The second type of rest, the one Naomi had never really considered, came only at the end of reaching a goal, never in the middle. This was the rest of release. Of knowing that one had done something or made something worthy of satisfaction. Menuhat margoa, rest in achievement. Rest that brings peace.
Naomi supposed she could bask. A little.
Eventually, Josh got to his feet, offering her a hand up.
She refused to recognize it as a metaphor and only accepted because her heels were slippery on the concrete floor.
“I’m sorry,” she said, and they both knew she wasn’t just talking about the work. They’d done a lot for each other over the years, and yeah, he definitely owed her for the whole falling-in-love-with-their-financier-after-promising-not-to thing, but he’d also always believed in her, even when she didn’t return the favor.
What was more, Josh didn’t just believe in her ability to conquer worlds, he’d always believed in her humanity. He’d never seen her mistakes as fatal—never seen them as more than glancing blows.
“Two apologies from Naomi Grant in one hour? Quit it before I get smug.” Josh smiled at her, dimples and all.
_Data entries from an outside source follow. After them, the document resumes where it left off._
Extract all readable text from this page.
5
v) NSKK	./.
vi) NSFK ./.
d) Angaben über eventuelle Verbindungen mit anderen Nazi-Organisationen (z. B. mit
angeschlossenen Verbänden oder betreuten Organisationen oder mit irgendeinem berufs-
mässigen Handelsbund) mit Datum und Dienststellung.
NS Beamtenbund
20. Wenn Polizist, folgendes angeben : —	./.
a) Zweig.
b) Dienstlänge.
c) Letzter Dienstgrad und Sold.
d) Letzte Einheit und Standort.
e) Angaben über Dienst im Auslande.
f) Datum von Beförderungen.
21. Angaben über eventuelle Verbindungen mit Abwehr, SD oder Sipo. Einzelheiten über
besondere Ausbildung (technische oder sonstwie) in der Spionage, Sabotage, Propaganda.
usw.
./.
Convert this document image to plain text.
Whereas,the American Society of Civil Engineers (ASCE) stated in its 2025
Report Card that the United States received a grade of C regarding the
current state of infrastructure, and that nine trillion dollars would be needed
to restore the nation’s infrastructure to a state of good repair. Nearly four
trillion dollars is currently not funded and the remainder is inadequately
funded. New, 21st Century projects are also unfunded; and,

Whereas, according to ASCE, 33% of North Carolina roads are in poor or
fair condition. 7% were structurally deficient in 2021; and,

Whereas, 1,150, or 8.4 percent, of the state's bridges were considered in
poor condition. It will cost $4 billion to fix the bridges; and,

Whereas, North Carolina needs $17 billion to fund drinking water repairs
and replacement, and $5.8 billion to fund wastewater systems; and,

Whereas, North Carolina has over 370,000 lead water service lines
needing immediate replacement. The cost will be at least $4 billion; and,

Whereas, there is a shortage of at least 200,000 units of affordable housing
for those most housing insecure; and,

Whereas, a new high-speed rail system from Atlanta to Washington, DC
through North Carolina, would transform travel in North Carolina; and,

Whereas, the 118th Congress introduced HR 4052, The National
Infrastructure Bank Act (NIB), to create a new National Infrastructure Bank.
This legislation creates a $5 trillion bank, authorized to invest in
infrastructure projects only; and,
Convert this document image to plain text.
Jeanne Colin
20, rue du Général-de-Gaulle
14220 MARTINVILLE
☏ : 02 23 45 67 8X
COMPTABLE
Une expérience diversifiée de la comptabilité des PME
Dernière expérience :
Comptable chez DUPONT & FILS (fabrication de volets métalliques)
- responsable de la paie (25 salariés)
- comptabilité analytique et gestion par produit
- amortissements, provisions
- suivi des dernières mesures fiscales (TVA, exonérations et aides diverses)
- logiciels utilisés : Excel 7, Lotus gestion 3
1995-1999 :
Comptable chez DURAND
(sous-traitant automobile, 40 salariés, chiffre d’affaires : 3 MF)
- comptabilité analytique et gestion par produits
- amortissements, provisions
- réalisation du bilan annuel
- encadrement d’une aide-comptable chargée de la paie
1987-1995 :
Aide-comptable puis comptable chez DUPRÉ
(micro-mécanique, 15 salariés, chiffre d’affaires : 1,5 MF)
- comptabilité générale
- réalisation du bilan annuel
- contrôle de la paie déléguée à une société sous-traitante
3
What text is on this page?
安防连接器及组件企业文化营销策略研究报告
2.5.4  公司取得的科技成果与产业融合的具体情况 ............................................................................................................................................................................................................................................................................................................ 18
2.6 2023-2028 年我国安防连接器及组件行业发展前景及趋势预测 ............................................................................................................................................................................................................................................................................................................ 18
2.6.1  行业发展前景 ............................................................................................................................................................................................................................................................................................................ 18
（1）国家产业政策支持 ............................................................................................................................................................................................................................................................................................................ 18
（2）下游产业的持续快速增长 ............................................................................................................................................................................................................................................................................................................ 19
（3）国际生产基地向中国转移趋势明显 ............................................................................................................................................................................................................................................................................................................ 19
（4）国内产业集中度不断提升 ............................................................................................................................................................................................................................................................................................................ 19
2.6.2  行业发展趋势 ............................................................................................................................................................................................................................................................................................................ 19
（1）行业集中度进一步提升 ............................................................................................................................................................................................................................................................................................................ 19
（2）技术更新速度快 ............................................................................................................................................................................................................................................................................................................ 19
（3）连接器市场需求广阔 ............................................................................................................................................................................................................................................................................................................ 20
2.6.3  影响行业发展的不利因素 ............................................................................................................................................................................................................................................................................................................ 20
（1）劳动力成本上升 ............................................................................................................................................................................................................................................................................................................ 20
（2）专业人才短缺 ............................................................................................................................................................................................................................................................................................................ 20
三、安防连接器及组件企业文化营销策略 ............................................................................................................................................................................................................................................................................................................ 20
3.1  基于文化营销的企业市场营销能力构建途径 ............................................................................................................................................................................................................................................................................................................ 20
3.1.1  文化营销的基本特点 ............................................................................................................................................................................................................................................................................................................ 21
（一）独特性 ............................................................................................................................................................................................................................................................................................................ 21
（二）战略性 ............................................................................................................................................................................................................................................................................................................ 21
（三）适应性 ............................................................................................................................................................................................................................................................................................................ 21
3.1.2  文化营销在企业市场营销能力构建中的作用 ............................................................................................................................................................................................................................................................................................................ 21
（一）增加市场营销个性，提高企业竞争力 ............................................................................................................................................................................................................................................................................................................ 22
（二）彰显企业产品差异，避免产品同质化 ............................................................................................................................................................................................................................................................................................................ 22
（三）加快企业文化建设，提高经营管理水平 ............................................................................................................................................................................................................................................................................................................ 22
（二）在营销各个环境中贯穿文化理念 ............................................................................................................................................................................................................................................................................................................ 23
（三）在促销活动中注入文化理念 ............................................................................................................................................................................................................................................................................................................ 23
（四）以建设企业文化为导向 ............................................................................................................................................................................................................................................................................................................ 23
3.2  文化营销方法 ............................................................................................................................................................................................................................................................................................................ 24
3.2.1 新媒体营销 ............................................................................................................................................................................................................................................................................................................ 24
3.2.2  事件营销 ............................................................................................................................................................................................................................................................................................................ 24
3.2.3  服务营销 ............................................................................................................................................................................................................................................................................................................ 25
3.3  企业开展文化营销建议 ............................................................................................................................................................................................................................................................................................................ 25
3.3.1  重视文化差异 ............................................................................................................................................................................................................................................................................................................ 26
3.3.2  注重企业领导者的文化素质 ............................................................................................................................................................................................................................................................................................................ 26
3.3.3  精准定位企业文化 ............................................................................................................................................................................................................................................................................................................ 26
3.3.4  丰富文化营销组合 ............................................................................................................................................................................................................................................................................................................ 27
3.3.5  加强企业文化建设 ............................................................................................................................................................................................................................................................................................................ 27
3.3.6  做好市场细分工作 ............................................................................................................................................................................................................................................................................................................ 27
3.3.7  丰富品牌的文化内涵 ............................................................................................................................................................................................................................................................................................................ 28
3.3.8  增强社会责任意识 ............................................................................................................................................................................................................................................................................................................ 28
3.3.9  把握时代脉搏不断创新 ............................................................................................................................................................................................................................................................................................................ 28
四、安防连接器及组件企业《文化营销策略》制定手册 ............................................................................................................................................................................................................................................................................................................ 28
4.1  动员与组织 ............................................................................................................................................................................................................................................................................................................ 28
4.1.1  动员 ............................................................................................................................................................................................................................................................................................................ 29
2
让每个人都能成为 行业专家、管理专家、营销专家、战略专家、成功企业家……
Fucking show-off.
He reached for the door handle, but she caught his wrist, using it to turn him toward her.
“What are you—”
And Naomi did something she should have done a long time ago.
She hugged him.
His arms came around her waist tentatively. “Is there something you’re not telling me? Are you sick?”
“Shhh,” she said, her chin on his shoulder. “I’m trying this new thing.”
The door opened behind them.
“Oh,” Clara said, obviously surprised to find her business partner and her fiancé embracing.
But the next thing Naomi knew, Clara had folded herself around Naomi’s back, cheek pressing into her shoulder blades, completing the hug like they were cartoon kittens on some kind of deranged greeting card.
“It’s about time,” Clara said, sighing happily.
“You two really are the worst,” Naomi muttered under her breath. But she didn’t mean it.
Chapter Twenty-Six
MODERN INTIMACY—LECTURE 5:
Get more naked
NAOMI’S MUSCLES COMPLAINED as she pulled herself out of her car in the parking lot of the JCC on Tuesday night. She’d expected the discomfort, having finally made it to the gym that morning for the first time in a while. Her brain read the ache as achievement. As conquering herself. Bending her form to match her will. The sharp edge of each step reminded her of progress. As it turned out, the sensation of falling in love with Ethan Cohen was very similar.
Except, of course, that it was her mind changing. Her brain instead of her body working to transform. The promise in the sweet burn of this new kind of work was comforting in its familiarity and heady with potential. It was hard to explain. She just felt . . . full when she was with him, satisfied in a way she hadn’t realized she’d been craving.
Naomi had lain in bed last night and given her ceiling all the sappy smiles she’d tried to hide during the day, asking herself what it was about him that made her softer and stronger at the same time.
The best articulation Naomi could come up with was that he made her tender. Which was . . . not a word that anyone had ever used to describe her.
Tender like petals pressed between pages of a book. Tender like a release of poison from her bloodstream. Tender, a cousin to weak, but with a quiet power she couldn’t deny.
Naomi had built Shameless. She knew what it felt like to take a theory you held about what the world needed and make it real. For the entire duration of her twenties, she’d rioted in art and business both. But this lecture series with Ethan was different.
It still held notes of rebellion, of steering social change, but while Shameless had operated outside of established systems, in open defiance of them even, the Modern Intimacy series was designed to build a bridge between a synagogue that had existed for a hundred years and people searching for belonging in an increasingly distant culture. And it was Naomi’s job to see them safely across.
She hoped she was up to the task.
Something about the parking lot was weird tonight. She shoved her keys in her bag. There were too many cars. Too many people lingering by the entrance, their voices kicking up as she passed.